In: Economics
1. The key characteristics of monopolistic competition are:
a. Large Number of Small Firms- A monopolistically competitive industry contains a large number of small firms, each of which is relatively small compared to the overall size of the market. This ensures that all firms are relatively competitive with very little market control over price or quantity.
b. Similar, But Not Identical Goods- Each firm in a monopolistically competitive market sells a similar product. Yet each product is slightly different from the others. The term used to describe this is product differentiation.
c. Resource Mobility- Monopolistically competitive firms, like perfectly competitive firms, are free to enter and exit an industry.
2. Monopolistic competitive markets are never efficient in any economic sense of the term. Because a good is always priced higher than its marginal cost, a monopolistically competitive market can never achieve productive or allocative efficiency. Suppliers in monopolistically competitive firms will produce below their capacity. Because monopolistic firms set prices higher than marginal costs, consumer surplus is significantly less than it would be in a perfectly competitive market. This leads to deadweight loss and an overall decrease in economic surplus.
3. Companies spend money on advertising because it increases sales of existing products, helps grow adoption of new products, builds brand loyalty, and takes sales away from competitors. Although the exact return on investment (ROI) varies tremendously across industries, companies, campaigns, and media channels, studies have found that a dollar spent on advertising returns $3–20 in additional sales. To compete and grow in today’s diverse, ever-changing marketplace, businesses must reach their target customers efficiently, quickly alerting them to new product introductions, improved product designs, and competitive price points. Advertising is by far the most efficient way to communicate such information.
4. Price Discrimination- Price discrimination is a selling strategy that charges customers different prices for the same product or service, based on what the seller thinks they can get the customer to agree to. In pure price discrimination, the seller charges each customer the maximum price he or she will pay. In more common forms of price discrimination, the seller places customers in groups based on certain attributes and charges each group a different price.

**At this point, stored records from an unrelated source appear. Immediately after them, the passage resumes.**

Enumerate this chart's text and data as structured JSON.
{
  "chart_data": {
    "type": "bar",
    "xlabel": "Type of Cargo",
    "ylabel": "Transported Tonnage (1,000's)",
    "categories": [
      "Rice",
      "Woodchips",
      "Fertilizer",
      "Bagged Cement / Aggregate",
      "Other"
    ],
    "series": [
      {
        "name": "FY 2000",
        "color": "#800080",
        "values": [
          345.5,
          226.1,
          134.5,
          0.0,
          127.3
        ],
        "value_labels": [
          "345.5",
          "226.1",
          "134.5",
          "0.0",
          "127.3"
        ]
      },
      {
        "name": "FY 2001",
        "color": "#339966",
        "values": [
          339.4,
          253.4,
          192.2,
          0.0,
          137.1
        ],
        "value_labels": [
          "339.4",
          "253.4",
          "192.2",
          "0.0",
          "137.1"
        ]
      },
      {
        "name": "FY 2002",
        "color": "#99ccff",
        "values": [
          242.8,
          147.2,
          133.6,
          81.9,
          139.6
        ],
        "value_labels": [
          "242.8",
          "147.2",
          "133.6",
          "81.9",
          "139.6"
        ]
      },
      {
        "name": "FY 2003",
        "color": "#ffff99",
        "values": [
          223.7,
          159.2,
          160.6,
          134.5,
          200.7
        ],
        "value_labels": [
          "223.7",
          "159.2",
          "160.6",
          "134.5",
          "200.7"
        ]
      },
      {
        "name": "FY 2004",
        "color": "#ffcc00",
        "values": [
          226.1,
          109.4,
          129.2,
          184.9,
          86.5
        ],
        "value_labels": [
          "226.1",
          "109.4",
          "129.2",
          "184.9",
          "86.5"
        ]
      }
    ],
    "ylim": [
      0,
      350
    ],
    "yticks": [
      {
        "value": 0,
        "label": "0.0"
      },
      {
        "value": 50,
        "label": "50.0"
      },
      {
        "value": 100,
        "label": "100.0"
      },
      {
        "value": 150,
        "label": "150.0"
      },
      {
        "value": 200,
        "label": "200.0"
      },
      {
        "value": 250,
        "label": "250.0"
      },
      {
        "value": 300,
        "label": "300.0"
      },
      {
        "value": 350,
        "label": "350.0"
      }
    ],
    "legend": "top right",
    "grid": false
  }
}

5. “Imperfect Price Discrimination” is a term used to describe markets that approach perfect price discrimination. Examples of imperfect price discrimination include car sales and college tuition rates for students in college. Car dealerships often post a “sticker price” and then lower the actual price depending on how much the consumer is willing to pay. Successful car sales persons are often those who have exceptional abilities to discern exactly how much each consumer is willing to pay, or their reservation price. Colleges and universities use imperfect price discrimination by offering scholarships and financial aid packages to students based on their willingness to enroll and attend an institution.Every dollar of consumer surplus has been transferred to the firm. First degree price discrimination is also called, “Perfect Price Discrimination.”
6. The distinctive feature of an oligopoly is interdependence. Oligopolies are typically composed of a few large firms. Each firm is so large that its actions affect market conditions. Therefore, the competing firms will be aware of a firm's market actions and will respond appropriately. The Organisation of Petroleum Exporting Countries or OPEC is an oligopoly market which is dominated by the Arab oil producers as they hold the maximum amount of oil refineries which gives them an opportunity to dominate others and decide on prices. Cartel is another name for an oligopoly of producers of a commodity.
7. Strategic pricing sets a product's price based on the product's value to the customer, or on competitive strategy, rather than on the cost of production. This approach recognizes that people often make purchasing decisions based more on psychology than on logic, and that what's most valuable to the customer may not be what's most expensive to produce.When oligopoly firms in a certain market decide what quantity to produce and what price to charge, they face a temptation to act as if they were a monopoly. By acting together, oligopolistic firms can hold down industry output, charge a higher price, and divide up the profit among themselves. When firms act together in this way to reduce output and keep prices high, it is called collusion.
8. In an oligopoly, firms are affected not only by their own production decisions, but by the production decisions of other firms in the market as well. Game theory models situations in which each actor, when deciding on a course of action, must also consider how others might respond to that action. The prisoner’s dilemma is a type of game that illustrates why cooperation is difficult to maintain for oligopolists even when it is mutually beneficial. In this game, the dominant strategy of each actor is to defect. However, acting in self-interest leads to a sub-optimal collective outcome. The Nash equilibrium is an important concept in game theory. It is the set of strategies such that no player can do better by unilaterally changing his or her strategy. Game theory is generally not needed to understand competitive or monopolized markets.